D’où viennent ces images d’archives ? Il y a eu un travail de documentation ? 

Elles viennent de chez moi. Pendant le confinement, j’ai trouvé une boîte avec plein de cassettes VHS qui étaient à mon grand-père puis qui sont passées entre les mains de ma mère. Ce sont 30 ans d'archives familiales. Je voulais les mettre en avant, et puis j'idolâtre un peu l'objet caméra en lui-même. Qu'est-ce qu'on enregistre ? Qu'est-ce qu'on garde ? Comment est-ce qu'on se crée cette mémoire ? C'était essentiel. Et même au départ dans l'écriture ça prenait une place plus importante.C’était vraiment quelque chose d’omniprésent qui s'est effacé petit à petit pour laisser la place au présent. On a voulu reconstituer des images d’archives avec des comédiens et ça ne marchait pas du tout. Donc, finalement j'ai gardé les vraies images, peut-être parce qu’il y a une énergie ou une émotion très personnelle qui ne peut pas être recréée ou réinventée.

Vous aviez auto-financé votre premier film. Là, vous étiez plus encadré pour la production du second ? 

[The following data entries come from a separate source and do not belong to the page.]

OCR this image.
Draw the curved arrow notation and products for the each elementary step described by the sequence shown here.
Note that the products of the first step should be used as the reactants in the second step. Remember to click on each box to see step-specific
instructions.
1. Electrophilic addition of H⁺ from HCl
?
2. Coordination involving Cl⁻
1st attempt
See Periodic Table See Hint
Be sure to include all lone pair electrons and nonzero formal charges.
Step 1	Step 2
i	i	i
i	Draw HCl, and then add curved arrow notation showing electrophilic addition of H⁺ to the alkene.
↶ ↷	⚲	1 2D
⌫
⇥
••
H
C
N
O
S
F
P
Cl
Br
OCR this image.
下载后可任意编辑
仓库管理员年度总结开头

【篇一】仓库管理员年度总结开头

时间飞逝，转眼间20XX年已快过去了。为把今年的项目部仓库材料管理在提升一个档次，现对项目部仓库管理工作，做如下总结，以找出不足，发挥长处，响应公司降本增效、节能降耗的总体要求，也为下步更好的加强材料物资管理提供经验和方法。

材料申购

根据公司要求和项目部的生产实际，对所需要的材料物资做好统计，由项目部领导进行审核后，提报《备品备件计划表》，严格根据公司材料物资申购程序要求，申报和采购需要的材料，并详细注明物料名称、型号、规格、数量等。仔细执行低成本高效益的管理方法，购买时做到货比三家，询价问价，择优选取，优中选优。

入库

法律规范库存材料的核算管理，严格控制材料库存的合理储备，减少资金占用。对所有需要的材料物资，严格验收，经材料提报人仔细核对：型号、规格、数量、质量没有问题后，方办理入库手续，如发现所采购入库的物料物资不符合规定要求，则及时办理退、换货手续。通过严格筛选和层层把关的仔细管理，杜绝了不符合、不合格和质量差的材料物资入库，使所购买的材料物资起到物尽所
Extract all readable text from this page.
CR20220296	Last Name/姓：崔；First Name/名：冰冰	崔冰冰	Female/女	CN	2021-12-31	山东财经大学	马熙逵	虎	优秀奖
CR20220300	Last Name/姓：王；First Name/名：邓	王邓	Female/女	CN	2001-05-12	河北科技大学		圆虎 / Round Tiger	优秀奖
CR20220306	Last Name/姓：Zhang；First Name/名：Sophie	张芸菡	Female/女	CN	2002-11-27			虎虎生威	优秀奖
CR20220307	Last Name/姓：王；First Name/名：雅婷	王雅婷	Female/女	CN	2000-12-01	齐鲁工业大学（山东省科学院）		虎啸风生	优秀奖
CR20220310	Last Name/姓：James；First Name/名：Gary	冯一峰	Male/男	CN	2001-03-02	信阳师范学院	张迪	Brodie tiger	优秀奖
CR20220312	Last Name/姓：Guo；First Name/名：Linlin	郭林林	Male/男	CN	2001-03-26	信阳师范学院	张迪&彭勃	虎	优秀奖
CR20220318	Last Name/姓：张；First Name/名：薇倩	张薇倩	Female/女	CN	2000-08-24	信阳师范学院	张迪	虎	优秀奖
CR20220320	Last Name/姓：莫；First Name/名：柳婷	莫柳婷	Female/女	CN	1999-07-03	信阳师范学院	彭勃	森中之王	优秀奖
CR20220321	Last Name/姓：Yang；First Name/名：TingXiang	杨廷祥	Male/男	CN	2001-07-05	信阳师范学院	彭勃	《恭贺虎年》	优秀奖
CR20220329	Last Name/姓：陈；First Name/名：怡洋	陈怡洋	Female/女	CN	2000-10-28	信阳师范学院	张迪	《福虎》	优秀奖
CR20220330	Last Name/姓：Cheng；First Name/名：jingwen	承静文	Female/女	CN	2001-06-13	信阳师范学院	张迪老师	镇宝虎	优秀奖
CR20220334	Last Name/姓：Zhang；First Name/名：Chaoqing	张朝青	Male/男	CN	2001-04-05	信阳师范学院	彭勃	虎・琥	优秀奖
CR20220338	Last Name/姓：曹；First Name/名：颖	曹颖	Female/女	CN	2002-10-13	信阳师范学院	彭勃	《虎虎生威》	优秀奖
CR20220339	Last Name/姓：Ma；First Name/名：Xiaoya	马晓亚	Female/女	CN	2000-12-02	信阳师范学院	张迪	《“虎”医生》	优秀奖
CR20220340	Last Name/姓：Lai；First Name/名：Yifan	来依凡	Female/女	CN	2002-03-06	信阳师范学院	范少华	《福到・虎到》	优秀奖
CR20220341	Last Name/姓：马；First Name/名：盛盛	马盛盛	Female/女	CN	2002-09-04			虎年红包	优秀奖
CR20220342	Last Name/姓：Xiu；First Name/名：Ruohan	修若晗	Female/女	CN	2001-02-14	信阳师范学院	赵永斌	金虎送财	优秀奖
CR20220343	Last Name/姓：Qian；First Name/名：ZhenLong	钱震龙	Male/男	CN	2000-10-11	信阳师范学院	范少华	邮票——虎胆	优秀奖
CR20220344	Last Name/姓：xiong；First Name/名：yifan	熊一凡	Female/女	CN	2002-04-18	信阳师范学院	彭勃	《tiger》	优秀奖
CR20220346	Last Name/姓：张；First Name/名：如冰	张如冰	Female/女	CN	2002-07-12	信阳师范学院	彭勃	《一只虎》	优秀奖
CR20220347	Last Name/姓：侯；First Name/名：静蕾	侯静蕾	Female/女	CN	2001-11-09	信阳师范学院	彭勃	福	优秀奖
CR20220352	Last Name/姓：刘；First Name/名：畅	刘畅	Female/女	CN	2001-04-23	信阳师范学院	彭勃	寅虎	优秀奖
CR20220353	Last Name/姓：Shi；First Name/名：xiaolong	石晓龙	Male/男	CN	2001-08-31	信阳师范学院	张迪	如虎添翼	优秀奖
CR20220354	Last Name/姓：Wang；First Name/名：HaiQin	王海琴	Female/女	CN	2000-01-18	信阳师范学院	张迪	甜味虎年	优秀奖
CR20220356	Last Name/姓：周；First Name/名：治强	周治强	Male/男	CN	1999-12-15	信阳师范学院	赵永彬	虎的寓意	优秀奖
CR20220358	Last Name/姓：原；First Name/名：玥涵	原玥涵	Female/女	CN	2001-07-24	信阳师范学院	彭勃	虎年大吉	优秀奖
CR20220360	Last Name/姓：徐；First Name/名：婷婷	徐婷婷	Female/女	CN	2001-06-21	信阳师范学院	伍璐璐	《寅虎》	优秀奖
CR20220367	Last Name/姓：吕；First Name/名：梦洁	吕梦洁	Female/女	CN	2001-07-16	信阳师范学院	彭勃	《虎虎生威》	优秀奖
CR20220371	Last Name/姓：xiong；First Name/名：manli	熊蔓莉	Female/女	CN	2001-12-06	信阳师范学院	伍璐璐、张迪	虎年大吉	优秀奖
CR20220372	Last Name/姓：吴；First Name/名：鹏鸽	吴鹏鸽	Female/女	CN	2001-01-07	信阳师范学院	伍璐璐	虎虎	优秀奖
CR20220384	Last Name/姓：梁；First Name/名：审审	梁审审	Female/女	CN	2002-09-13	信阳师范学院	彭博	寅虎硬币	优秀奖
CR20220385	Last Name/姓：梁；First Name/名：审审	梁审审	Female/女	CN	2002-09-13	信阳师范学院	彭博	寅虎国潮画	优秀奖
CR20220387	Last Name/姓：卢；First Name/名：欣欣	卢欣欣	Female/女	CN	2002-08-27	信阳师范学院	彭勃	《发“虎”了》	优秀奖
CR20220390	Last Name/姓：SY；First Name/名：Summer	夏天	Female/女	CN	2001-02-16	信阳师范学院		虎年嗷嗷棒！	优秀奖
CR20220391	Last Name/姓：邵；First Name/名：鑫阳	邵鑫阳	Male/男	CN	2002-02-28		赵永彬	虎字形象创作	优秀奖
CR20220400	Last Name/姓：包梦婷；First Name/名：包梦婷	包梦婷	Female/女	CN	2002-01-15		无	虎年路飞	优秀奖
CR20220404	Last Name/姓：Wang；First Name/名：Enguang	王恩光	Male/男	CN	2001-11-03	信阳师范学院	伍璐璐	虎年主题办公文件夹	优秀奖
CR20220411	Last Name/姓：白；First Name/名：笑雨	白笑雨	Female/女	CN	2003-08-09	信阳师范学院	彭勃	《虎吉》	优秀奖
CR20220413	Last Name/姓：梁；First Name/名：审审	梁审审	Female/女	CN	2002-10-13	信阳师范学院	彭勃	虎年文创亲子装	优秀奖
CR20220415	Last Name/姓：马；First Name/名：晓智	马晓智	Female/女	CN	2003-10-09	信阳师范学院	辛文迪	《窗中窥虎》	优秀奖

Oui. Il y avait plus de cadre. On a failli se lancer un an avant pour tourner encore plus à l'arrache que le premier mais je me suis calmée. Cette urgence est propre, je crois, à ce film-là. Je n'ai pas l'impression que tous mes films vont se faire comme ça. On est allé assez vite quand même par rapport au calendrier classique mais cette fois-ci avec plus de cadres. J'ai obtenu des aides, comme l'Aide aux Cinémas du Monde et c’est le premier film de l'accord de coproduction cinématographique entre la France et le Kosovo. Avant, le Kosovo n'existait nulle part. C'était un enfer administratif. C'est assez symbolique de faire le premier pont et ça ouvre aussi beaucoup de possibilités pour les jeunes artistes là-bas. Puis on a fait cette rencontre complètement improbable avec Eric Toledano et Olivier Nakache, qui m'ont fait rencontrer Gaumont, etc. Mais je ne l’ai pas pour autant vécu de manière plus apaisée. Il y a eu 36 galères qui ont fait que c'était tout aussi bordélique que précédemment.

Depuis que vous êtes passée à la réalisation, vous restez accompagnée par les conseils de réalisateur·ices avec lesquels vous avez travaillé en tant que comédienne : Sébastien Marnier, Céline Sciamma et comme vous le disiez, Éric Toledano et Olivier Nakache. C’est important pour vous cette transmission ? 

Oui, c’est assez joli et c'est important. En plus, sans qu'ils le sachent, tous les metteurs en scène avec qui j'ai travaillé m’ont beaucoup apporté. Ils ont fait ma formation car je me suis formée sur les plateaux, sans qu'ils s'asseyent à une table et qu'ils m’expliquent comment être réalisatrice. Je pense que ça ne s'apprend pas vraiment mais ça se transmet, et ça se reçoit. Je suis très reconnaissante de toutes ces rencontres qui m'ont bâtie. Avec Olivier et Éric, nos cinémas n’ont rien à voir mais ils ont eu ce désir de soutenir la jeune création.

Votre désir à vous c’est de mener ces deux carrières, réalisatrice et actrice, en parallèle ? 

Je refuse de faire un choix parce que l'un nourrit l’autre, et j'ai envie de faire de nouvelles rencontres, de tester des choses, d’aller à l’international, de me mettre en danger.

Avec Notre monde, vous avez clôt ce diptyque sur la jeunesse kosovare ?

Je ne pense pas, c’est tellement vaste comme sujet. Je me suis posée la question mais je pense que je peux continuer car c’est vraiment passionnant.